Nowadays we fill our children's bedrooms with too many toys that limit their imagination and stifle their creative free play. I am at fault. I point my finger to myself as much as to anyone else who is still reading this post.

When we were trying to sell our home, we decluttered all the kids' toys. We stored everything except blocks, books, cars and barbies. They did not miss any thing else. They didn't ask where the fisher price little people and all their farms, castles, houses, zoos and trains went off to. They reinvented the blocks each time they sat down with them.

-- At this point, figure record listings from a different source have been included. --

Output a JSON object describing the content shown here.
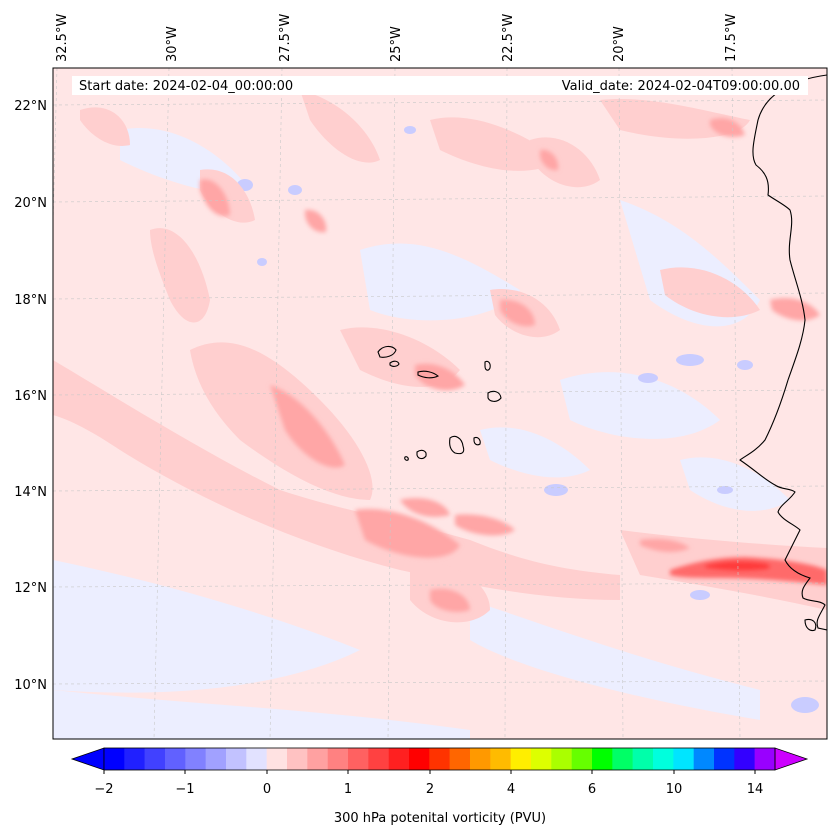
{
  "header": {
    "start_date": "Start date: 2024-02-04_00:00:00",
    "valid_date": "Valid_date: 2024-02-04T09:00:00.00"
  },
  "map": {
    "lon_labels": [
      "32.5°W",
      "30°W",
      "27.5°W",
      "25°W",
      "22.5°W",
      "20°W",
      "17.5°W"
    ],
    "lat_labels": [
      "22°N",
      "20°N",
      "18°N",
      "16°N",
      "14°N",
      "12°N",
      "10°N"
    ],
    "field": "300 hPa potenital vorticity (PVU)"
  },
  "colorbar": {
    "label": "300 hPa potenital vorticity (PVU)",
    "tick_labels": [
      "−2",
      "−1",
      "0",
      "1",
      "2",
      "4",
      "6",
      "10",
      "14"
    ],
    "colors": [
      "#0000ff",
      "#2020ff",
      "#4141ff",
      "#6161ff",
      "#8181ff",
      "#a1a1ff",
      "#c2c2ff",
      "#e2e2ff",
      "#ffe2e2",
      "#ffc2c2",
      "#ffa1a1",
      "#ff8181",
      "#ff6161",
      "#ff4141",
      "#ff2020",
      "#ff0000",
      "#ff3300",
      "#ff6600",
      "#ff9900",
      "#ffbb00",
      "#ffee00",
      "#ddff00",
      "#aaff00",
      "#66ff00",
      "#00ff00",
      "#00ff66",
      "#00ffaa",
      "#00ffdd",
      "#00e5ff",
      "#0088ff",
      "#0033ff",
      "#3300ff",
      "#9900ff"
    ],
    "under_color": "#0000ff",
    "over_color": "#cc00ff"
  }
}
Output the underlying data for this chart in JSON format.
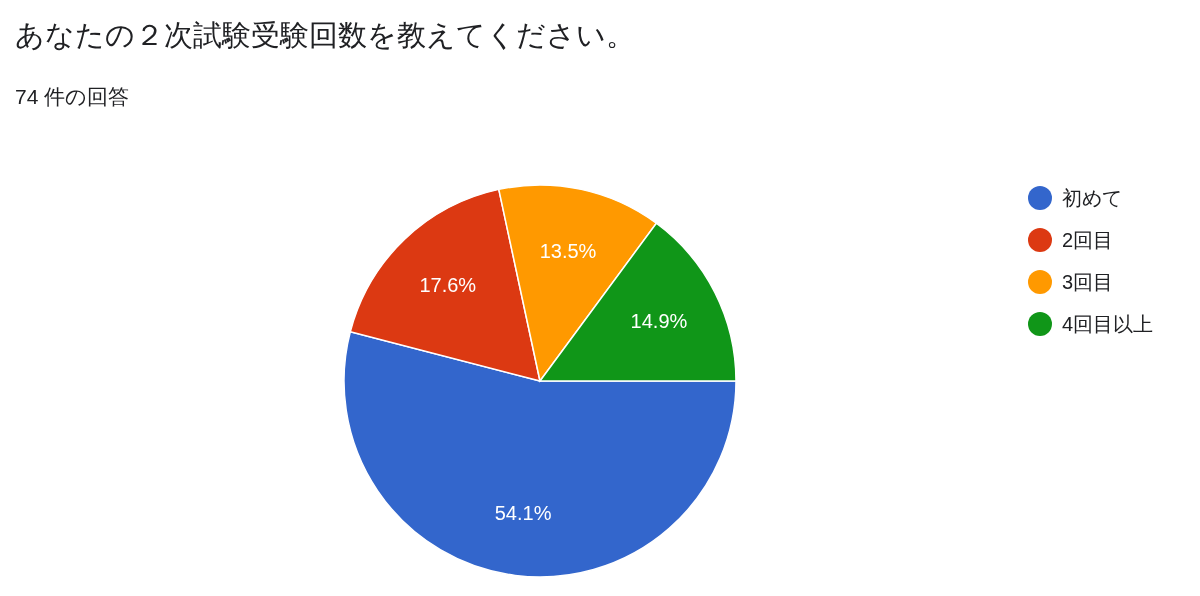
{
  "chart_data": {
    "type": "pie",
    "title": "あなたの２次試験受験回数を教えてください。",
    "subtitle": "74 件の回答",
    "categories": [
      "初めて",
      "2回目",
      "3回目",
      "4回目以上"
    ],
    "values": [
      54.1,
      17.6,
      13.5,
      14.9
    ],
    "colors": [
      "#3366cc",
      "#dc3912",
      "#ff9900",
      "#109618"
    ],
    "value_labels": [
      "54.1%",
      "17.6%",
      "13.5%",
      "14.9%"
    ],
    "legend": "right"
  }
}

We know that children's capacity for self-regulation has diminished. A recent study replicated a study of self-regulation first done in the late 1940s, in which psychological researchers asked kids ages 3, 5 and 7 to do a number of exercises. One of those exercises included standing perfectly still without moving. The 3-year-olds couldn't stand still at all, the 5-year-olds could do it for about three minutes, and the 7-year-olds could stand pretty much as long as the researchers asked. In 2001, researchers repeated this experiment. But, psychologist Elena Bodrova at the National Institute for Early Education Research says, the results were very different.

"Today's 5-year-olds were acting at the level of 3-year-olds 60 years ago, and today's 7-year-olds were barely approaching the level of a 5-year-old 60 years ago," Bodrova explains. "So the results were very sad."


This study just serves to remind me that it makes little sense to rush off and enroll my 3 year old or my 5 year old in soccer or ballet. They will be fine if we wait another two years. They are gaining something much more important right now, the ability to self-regulate...and hey, it's a lifetime skill that I am still honing!

2 comments:

  1. you know, as i played with your kids this past weekend i was actually thinking about toys and childhood activities. i think it was the rice and Fefe with her baby doll that got me thinking. Too many things kids have these days are electronic. Too many lights, too many noises. I kept wishing it would warm up some (or just have the sun come out!) so we could go play outside. I kept thinking of how much fun it would be for them (and for me) to be in nature, experiencing life as I believe God intended.